You are viewing a plain text version of this content. The canonical link for it is here.
Posted to user@tika.apache.org by Matteo Alessandroni <sk...@apache.org> on 2018/02/05 09:30:01 UTC
Detect JSON / PDF specific mime type
I'm using Apache Tika to detect a file Mime Type from its base64 rapresentation.
Unfortunately I don't have other info about the file (e.g. extension).
Is there anything I can do to make Tika be more specific?
I'm currently using this:
Tika tika = new Tika();
tika.setMaxStringLength(-1);
String mimetype = tika.detect(Base64.decode(fileString));
and it gives me "text/plain" for JSON and PDF files, but I would like to obtain a more specific information: "application/json", "application/pdf" etc...
Can you help me with that?
Thanks.
Re: Detect JSON / PDF specific mime type
Posted by Matteo Alessandroni <sk...@apache.org>.
Hi,
thank you for you answer.
I'll check the issue with PDF files.
Best regards,
Matteo
On 2018/02/05 10:12:10, Nick Burch <ap...@gagravarr.org> wrote:
> On Mon, 5 Feb 2018, Matteo Alessandroni wrote:
> > I'm using Apache Tika to detect a file Mime Type from its base64
> > rapresentation. Unfortunately I don't have other info about the file
> > (e.g. extension).
> >
> > and it gives me "text/plain" for JSON and PDF files, but I would like to
> > obtain a more specific information: "application/json",
> > "application/pdf" etc...
>
> You can't detect JSON files from mime magic alone - json doesn't have
> anything unique at the start, just lots of possible different things which
> also occur in other formats too
>
> Tika can detect a PDF from the magic bytes at the start just fine. Make
> sure you're actually decoding the base64 representation properly
>
> Nick
>
Re: Detect JSON / PDF specific mime type
Posted by Nick Burch <ap...@gagravarr.org>.

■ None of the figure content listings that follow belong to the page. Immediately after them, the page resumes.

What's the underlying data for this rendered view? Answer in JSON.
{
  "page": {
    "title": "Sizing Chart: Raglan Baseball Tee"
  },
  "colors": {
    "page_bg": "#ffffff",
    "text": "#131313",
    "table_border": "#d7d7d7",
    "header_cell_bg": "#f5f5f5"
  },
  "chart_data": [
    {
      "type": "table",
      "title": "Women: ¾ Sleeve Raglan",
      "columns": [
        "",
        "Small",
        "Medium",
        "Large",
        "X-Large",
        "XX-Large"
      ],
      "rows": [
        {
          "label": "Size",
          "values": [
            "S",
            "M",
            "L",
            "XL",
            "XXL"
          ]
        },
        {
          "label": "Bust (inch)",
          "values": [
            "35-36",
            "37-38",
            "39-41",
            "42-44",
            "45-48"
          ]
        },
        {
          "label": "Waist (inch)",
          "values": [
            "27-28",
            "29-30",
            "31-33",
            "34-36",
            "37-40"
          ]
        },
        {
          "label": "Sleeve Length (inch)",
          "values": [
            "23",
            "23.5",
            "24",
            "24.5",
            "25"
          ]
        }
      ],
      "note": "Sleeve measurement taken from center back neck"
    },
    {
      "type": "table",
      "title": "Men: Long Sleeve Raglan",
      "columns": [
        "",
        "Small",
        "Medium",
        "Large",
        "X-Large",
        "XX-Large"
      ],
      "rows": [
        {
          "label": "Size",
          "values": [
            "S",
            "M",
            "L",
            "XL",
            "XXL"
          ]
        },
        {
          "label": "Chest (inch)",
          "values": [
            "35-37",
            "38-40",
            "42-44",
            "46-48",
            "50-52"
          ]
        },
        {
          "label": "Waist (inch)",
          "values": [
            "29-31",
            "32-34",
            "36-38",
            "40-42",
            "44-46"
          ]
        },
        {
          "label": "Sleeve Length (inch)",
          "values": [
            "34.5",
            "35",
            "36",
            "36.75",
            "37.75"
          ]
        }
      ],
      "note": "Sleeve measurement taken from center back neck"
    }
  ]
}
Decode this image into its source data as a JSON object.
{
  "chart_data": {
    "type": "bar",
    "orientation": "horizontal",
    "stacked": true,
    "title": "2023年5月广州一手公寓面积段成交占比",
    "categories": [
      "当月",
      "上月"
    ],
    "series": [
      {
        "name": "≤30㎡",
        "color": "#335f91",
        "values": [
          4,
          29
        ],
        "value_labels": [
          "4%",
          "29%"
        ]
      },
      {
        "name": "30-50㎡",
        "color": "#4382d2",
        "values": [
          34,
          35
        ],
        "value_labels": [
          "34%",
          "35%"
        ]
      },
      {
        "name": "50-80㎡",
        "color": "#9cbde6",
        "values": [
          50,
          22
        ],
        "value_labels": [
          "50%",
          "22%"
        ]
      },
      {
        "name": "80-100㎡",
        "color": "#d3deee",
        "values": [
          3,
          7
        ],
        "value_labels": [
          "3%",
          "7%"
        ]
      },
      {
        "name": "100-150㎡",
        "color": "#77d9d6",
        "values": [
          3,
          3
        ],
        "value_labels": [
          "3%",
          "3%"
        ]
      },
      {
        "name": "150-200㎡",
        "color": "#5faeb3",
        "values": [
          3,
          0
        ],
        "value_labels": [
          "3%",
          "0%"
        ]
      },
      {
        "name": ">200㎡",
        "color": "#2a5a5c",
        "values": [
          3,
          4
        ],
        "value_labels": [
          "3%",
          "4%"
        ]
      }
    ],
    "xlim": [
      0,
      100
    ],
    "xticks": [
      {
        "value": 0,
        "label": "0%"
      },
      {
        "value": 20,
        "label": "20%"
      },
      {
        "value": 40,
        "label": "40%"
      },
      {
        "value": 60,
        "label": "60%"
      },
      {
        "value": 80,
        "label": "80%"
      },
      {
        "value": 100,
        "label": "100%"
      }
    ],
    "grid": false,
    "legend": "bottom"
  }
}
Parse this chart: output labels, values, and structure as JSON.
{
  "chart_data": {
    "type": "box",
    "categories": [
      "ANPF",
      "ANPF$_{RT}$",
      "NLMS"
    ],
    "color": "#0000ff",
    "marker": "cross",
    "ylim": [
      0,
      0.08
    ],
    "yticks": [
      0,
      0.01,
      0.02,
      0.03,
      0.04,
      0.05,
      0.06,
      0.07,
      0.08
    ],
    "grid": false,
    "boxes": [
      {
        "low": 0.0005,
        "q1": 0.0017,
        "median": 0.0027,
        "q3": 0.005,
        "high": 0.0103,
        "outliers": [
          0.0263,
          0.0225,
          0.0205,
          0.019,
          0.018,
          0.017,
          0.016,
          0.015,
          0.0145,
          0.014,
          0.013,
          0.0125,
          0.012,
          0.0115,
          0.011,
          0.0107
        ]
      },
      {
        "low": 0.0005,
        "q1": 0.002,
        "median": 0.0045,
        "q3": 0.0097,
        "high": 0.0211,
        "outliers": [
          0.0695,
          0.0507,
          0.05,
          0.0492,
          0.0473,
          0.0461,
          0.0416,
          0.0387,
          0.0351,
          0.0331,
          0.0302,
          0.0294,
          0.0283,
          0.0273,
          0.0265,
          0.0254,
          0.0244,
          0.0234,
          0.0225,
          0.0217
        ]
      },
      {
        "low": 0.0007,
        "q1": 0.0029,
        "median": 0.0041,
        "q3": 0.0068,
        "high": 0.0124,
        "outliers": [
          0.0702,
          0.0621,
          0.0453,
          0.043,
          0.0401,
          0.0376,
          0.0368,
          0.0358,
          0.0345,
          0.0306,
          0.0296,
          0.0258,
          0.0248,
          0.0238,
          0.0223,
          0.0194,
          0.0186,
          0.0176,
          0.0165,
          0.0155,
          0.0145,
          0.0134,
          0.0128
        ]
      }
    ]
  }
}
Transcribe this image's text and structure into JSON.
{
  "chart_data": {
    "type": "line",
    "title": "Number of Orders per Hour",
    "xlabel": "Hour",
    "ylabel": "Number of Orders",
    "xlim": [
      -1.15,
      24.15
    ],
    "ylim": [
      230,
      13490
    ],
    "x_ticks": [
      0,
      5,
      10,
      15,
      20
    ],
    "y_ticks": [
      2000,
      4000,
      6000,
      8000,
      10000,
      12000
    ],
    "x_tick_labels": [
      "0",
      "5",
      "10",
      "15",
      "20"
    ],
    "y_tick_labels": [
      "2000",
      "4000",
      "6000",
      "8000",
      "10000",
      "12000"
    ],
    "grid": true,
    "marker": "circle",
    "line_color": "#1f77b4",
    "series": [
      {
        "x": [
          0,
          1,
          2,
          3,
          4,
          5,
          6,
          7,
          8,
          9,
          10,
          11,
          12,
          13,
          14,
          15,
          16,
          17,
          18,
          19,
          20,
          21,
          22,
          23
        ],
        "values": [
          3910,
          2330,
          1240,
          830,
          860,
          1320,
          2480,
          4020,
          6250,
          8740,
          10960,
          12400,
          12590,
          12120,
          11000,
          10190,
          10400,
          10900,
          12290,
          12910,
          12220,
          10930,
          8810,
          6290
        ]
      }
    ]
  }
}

On Mon, 5 Feb 2018, Matteo Alessandroni wrote:
> I'm using Apache Tika to detect a file Mime Type from its base64
> rapresentation. Unfortunately I don't have other info about the file
> (e.g. extension).
>
> and it gives me "text/plain" for JSON and PDF files, but I would like to
> obtain a more specific information: "application/json",
> "application/pdf" etc...
You can't detect JSON files from mime magic alone - json doesn't have
anything unique at the start, just lots of possible different things which
also occur in other formats too
Tika can detect a PDF from the magic bytes at the start just fine. Make
sure you're actually decoding the base64 representation properly
Nick